I'd lean towards losing the clash being less dangerous for the initiator... I wouldn't clash if there was the slightest chance the bad-guy might decide to kill me. So, depending on your system, I'd say a lost clash might result in a wound for the initiator (whatever that means in your system), but not a chance of automatic death. Death by a single die roll is something that happens to NPCs.

Mastikator
2017-08-17, 12:07 PM
If it costs an AP to attack someone and you only have a limited amount per day then that makes it feel like a computer game. If you assault a certain number of people you are just physically unable to attack another person.

I don't even know what that is supposed to be an abstraction of, game mechanics shouldn't just be balanced, they should also be grounded in plausible simulation or they utterly wreck on your immersion.

It's fair that you can use the AP to get out of the clash, but can't the attacker just spend another to attack you again? You've effectively taken all the strategy and simulation out of the game, if that is your goal (which it might be) then it's a good idea.

daniel_ream
2017-08-17, 10:53 PM
Those kind of one-hit KO's tend to be against baddies who command an army of mooks and/or doomsday weapons


I'm going to debate this one, too. One-hit takedowns pretty much only happen when heroes are facing minor fluff villains

Debate whatever point you like, but eighty years of superhero comic books disagree with you.

You can argue whether that makes for a satisfying game, but the source material isn't exactly inconclusive on this point.

The problem is that the overwhelming majority of RPGs are combat systems with some extra rules tacked on as an afterthought, while in superhero media actual combat is just one type of action, and not even the most common. People have become socialized into believing that superheroes = big battle scenarios because that's all that superhero games have offered for thirty years.
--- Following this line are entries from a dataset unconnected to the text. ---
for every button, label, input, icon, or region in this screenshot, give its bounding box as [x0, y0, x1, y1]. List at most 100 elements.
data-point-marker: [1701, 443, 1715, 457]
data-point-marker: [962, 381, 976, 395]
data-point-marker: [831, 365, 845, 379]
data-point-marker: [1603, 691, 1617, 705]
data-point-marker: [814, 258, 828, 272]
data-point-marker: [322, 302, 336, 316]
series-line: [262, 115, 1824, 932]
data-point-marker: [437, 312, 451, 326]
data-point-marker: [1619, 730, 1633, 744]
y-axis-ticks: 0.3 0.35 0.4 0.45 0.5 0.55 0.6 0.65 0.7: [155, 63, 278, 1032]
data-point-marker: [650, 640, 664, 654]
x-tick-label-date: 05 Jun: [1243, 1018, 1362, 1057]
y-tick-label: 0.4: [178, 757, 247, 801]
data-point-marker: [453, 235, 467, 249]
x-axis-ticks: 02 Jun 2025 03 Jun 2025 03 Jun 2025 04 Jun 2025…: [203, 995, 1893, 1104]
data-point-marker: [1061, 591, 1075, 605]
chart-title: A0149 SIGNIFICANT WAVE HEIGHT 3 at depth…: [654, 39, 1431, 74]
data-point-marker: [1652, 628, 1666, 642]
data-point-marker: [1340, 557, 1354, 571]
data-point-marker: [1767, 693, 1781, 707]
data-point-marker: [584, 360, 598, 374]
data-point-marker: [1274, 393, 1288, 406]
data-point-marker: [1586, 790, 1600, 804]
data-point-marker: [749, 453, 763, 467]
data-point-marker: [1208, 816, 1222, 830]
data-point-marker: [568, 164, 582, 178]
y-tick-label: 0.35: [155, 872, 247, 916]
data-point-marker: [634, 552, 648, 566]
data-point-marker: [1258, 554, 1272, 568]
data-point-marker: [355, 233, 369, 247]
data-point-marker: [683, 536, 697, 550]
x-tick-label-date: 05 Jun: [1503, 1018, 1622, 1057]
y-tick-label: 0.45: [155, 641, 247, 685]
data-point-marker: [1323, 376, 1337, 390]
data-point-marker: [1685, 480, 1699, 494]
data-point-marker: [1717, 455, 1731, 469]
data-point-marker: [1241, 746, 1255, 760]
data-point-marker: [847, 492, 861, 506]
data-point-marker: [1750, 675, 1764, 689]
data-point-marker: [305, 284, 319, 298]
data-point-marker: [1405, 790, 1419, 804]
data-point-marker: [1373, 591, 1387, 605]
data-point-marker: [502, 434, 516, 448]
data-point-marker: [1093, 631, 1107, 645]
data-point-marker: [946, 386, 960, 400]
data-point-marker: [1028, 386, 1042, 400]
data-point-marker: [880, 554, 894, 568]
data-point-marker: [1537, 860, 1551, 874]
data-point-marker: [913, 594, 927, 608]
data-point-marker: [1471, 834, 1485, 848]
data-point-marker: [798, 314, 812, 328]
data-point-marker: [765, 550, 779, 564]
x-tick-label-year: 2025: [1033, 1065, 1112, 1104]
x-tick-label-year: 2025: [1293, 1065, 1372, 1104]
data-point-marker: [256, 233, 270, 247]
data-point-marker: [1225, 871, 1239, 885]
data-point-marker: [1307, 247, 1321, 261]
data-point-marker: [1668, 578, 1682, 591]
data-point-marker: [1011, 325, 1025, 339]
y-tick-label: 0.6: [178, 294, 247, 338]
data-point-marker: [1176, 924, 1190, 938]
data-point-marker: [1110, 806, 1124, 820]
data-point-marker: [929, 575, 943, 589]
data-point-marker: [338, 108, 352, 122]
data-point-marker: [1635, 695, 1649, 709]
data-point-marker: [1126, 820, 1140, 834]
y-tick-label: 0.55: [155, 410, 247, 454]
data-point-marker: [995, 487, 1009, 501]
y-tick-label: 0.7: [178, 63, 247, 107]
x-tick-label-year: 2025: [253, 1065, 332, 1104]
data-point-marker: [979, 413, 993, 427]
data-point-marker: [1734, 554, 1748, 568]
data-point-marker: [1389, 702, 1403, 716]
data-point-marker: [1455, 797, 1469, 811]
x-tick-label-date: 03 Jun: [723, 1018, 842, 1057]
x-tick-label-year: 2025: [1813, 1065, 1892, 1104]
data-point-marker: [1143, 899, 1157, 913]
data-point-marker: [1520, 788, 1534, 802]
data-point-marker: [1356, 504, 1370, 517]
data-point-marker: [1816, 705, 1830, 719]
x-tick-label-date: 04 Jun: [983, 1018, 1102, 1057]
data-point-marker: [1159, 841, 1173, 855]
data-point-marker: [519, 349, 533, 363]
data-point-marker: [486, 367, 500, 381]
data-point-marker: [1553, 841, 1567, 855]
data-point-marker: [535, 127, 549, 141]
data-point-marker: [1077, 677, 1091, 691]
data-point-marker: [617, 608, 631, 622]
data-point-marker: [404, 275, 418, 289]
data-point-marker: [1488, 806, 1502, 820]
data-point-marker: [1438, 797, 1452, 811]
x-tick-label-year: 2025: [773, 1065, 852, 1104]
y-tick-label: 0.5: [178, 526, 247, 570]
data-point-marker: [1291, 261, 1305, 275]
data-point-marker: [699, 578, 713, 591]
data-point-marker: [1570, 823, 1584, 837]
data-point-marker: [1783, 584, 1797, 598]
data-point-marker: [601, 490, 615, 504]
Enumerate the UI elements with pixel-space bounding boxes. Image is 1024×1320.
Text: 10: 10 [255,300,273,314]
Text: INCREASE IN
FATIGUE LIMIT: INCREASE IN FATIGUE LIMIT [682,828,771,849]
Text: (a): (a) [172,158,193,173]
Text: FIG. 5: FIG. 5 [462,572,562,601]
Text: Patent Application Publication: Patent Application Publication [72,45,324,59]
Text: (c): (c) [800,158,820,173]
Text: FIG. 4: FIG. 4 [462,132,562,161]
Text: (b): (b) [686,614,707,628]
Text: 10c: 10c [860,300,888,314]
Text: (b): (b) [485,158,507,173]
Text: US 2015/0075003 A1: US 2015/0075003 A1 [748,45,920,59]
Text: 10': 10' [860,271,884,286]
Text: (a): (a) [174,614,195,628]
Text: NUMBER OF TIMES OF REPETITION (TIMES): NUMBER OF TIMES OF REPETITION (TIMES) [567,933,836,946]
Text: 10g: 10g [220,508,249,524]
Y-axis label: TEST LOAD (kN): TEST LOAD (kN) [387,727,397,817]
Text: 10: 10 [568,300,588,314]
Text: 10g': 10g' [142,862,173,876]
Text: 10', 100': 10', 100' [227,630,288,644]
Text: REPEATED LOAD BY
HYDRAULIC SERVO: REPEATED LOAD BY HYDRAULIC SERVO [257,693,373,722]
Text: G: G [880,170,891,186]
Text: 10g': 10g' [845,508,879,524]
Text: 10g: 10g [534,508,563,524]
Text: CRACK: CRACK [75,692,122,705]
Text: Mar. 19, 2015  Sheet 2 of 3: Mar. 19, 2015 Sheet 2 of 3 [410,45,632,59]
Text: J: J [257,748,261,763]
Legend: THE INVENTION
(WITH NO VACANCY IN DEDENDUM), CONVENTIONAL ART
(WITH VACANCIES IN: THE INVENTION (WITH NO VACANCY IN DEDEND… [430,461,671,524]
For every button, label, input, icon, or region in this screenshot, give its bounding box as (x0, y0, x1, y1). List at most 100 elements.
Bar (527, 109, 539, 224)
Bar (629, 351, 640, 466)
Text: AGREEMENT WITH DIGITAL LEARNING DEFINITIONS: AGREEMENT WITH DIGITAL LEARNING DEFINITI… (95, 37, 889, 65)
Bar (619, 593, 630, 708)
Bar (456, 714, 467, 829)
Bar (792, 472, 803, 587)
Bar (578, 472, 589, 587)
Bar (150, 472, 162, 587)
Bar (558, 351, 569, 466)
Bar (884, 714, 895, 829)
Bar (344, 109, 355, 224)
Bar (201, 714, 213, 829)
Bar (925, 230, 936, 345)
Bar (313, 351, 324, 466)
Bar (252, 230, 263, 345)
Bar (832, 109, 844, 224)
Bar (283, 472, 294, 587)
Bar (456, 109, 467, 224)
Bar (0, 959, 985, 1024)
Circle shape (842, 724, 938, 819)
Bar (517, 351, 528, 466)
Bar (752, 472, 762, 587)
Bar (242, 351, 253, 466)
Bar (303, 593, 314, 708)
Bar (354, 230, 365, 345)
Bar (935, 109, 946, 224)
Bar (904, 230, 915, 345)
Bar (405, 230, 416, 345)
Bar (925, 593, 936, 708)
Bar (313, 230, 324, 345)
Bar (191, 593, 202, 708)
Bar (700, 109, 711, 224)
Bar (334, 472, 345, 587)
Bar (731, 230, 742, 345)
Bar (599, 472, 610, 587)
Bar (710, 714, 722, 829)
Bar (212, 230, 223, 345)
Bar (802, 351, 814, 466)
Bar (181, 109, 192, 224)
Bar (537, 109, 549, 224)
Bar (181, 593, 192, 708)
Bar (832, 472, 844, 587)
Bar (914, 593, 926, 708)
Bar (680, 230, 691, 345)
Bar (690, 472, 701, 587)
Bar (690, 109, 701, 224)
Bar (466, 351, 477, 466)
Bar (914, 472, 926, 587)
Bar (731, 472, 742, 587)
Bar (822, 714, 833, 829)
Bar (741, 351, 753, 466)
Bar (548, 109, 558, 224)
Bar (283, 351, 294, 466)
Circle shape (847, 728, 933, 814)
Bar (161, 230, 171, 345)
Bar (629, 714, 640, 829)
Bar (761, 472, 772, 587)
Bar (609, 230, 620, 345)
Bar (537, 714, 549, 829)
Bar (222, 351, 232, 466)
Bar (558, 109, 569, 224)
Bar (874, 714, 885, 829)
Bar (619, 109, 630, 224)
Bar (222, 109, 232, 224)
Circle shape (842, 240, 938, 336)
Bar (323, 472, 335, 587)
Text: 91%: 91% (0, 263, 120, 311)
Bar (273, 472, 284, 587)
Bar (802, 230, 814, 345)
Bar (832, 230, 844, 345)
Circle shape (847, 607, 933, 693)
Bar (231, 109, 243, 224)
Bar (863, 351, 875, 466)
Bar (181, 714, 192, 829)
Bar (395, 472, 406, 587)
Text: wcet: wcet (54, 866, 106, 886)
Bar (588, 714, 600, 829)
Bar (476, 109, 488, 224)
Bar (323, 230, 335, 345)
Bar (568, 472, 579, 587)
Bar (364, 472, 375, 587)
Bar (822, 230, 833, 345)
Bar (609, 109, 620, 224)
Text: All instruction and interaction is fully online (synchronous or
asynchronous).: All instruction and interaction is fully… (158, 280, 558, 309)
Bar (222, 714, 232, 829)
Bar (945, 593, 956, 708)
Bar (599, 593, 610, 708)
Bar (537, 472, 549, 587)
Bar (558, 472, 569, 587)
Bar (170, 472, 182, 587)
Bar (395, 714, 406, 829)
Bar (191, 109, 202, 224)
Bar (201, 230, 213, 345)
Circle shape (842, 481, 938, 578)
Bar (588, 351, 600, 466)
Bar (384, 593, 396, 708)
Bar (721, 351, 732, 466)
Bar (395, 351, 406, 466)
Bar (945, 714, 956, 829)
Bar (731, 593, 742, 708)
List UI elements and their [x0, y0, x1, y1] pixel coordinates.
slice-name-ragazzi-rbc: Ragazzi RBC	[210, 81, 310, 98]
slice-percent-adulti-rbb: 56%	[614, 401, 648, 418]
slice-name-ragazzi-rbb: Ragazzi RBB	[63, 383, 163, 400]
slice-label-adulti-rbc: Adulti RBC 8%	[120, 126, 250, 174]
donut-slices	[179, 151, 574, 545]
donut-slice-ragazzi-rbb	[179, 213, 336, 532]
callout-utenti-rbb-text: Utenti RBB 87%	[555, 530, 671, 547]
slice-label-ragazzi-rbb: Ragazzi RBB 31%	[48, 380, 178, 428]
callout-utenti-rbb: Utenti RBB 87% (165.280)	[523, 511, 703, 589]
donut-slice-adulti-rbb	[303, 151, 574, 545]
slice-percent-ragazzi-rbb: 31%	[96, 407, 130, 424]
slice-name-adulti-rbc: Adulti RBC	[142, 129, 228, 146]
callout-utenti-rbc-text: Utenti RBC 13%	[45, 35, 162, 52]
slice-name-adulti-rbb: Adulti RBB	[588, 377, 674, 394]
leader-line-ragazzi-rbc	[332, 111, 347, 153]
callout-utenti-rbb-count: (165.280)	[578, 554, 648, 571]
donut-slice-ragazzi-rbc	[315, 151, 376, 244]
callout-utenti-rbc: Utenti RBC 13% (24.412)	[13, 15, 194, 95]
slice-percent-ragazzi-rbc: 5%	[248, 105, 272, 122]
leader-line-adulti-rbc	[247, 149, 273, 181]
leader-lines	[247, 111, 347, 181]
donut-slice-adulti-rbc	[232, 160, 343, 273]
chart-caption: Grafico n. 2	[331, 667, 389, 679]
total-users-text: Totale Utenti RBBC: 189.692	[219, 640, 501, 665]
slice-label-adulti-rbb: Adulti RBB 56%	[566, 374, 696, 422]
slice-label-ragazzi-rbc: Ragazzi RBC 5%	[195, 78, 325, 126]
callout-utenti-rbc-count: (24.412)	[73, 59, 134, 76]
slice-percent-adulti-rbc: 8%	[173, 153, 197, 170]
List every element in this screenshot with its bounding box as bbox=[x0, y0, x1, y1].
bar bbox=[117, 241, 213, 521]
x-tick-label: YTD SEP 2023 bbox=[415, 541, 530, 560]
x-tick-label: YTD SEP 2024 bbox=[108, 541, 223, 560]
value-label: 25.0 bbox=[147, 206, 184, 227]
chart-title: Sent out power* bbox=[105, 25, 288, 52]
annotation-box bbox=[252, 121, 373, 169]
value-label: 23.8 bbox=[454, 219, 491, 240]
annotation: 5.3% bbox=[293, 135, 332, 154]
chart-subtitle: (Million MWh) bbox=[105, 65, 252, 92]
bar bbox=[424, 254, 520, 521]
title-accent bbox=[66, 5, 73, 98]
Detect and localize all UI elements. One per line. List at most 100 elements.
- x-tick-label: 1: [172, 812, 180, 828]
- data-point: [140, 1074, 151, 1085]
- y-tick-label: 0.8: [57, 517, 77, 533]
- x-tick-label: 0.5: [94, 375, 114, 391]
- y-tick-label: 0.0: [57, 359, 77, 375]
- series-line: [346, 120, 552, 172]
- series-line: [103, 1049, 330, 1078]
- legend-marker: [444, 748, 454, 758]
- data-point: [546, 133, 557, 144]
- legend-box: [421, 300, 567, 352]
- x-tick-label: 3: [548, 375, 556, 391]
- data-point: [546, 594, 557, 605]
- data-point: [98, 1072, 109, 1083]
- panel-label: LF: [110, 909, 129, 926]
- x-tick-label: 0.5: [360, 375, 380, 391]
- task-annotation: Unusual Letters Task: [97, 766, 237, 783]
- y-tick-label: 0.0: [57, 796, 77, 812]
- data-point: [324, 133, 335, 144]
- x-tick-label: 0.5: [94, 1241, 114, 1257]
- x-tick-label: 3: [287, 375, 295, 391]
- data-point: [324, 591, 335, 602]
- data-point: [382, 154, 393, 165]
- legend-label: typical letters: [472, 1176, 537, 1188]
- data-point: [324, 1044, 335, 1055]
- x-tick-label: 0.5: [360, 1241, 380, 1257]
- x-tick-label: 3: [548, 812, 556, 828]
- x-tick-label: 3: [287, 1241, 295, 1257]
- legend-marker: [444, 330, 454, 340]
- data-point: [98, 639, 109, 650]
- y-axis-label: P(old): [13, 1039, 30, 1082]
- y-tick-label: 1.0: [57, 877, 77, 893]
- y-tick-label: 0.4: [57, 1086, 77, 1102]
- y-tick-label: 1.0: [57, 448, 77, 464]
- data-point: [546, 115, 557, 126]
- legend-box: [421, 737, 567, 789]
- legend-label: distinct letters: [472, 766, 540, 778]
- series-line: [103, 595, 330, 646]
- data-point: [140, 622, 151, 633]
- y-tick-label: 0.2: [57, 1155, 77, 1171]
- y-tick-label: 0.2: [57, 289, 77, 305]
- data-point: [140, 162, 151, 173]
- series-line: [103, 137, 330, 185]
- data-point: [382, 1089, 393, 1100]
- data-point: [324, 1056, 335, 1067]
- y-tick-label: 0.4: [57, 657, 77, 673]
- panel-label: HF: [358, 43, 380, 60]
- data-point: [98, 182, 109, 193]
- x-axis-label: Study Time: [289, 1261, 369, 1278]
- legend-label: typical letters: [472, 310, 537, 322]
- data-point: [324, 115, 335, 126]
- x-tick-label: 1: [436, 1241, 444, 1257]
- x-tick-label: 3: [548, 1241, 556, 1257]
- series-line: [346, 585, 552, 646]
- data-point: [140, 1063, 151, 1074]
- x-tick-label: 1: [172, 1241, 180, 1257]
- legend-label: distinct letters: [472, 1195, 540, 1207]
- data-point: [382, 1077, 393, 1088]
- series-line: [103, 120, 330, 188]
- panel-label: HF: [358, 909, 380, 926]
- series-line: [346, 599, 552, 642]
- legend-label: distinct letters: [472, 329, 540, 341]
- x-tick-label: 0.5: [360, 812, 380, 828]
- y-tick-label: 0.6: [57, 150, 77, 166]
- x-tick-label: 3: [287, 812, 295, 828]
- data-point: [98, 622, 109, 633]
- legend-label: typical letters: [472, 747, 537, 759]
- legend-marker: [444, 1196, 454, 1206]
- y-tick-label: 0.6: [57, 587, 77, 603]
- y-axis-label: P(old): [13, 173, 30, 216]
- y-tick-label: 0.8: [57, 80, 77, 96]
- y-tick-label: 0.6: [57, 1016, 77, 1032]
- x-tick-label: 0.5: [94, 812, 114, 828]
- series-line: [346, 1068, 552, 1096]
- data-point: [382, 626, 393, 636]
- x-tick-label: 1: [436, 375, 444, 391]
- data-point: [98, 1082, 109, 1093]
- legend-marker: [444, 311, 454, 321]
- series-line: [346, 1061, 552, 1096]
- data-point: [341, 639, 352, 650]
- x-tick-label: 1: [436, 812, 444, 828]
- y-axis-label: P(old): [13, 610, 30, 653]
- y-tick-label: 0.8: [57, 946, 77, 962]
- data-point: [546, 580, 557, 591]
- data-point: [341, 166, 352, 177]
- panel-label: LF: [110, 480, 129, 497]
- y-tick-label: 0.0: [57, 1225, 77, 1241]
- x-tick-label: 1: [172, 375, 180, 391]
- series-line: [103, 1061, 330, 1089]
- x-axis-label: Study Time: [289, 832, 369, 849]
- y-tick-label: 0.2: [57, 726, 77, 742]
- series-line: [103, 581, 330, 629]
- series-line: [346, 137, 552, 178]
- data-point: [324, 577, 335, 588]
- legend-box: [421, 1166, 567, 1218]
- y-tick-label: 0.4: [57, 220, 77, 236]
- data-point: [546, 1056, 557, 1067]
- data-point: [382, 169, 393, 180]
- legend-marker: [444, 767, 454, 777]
Chasing down a nuclear missile, diverting it into space, stopping a flood, preventing a train derailment, putting California back where it belongs and then travelling back in time to prevent the whole thing involves no combat whatsoever, but it's the climax of the ur-superhero movie (arguably, there's no combat at all in that movie).

Grod_The_Giant
2017-08-20, 06:12 PM
Debate whatever point you like, but eighty years of superhero comic books disagree with you.
Yeah? I've read huge stacks of superhero comics from the silver age on, and I think they disagree with you. IF the physical confrontation is the crux of the drama (which, as you and I both noted, isn't always the case), it doesn't get resolved in a single swing, because that's just bad dreams.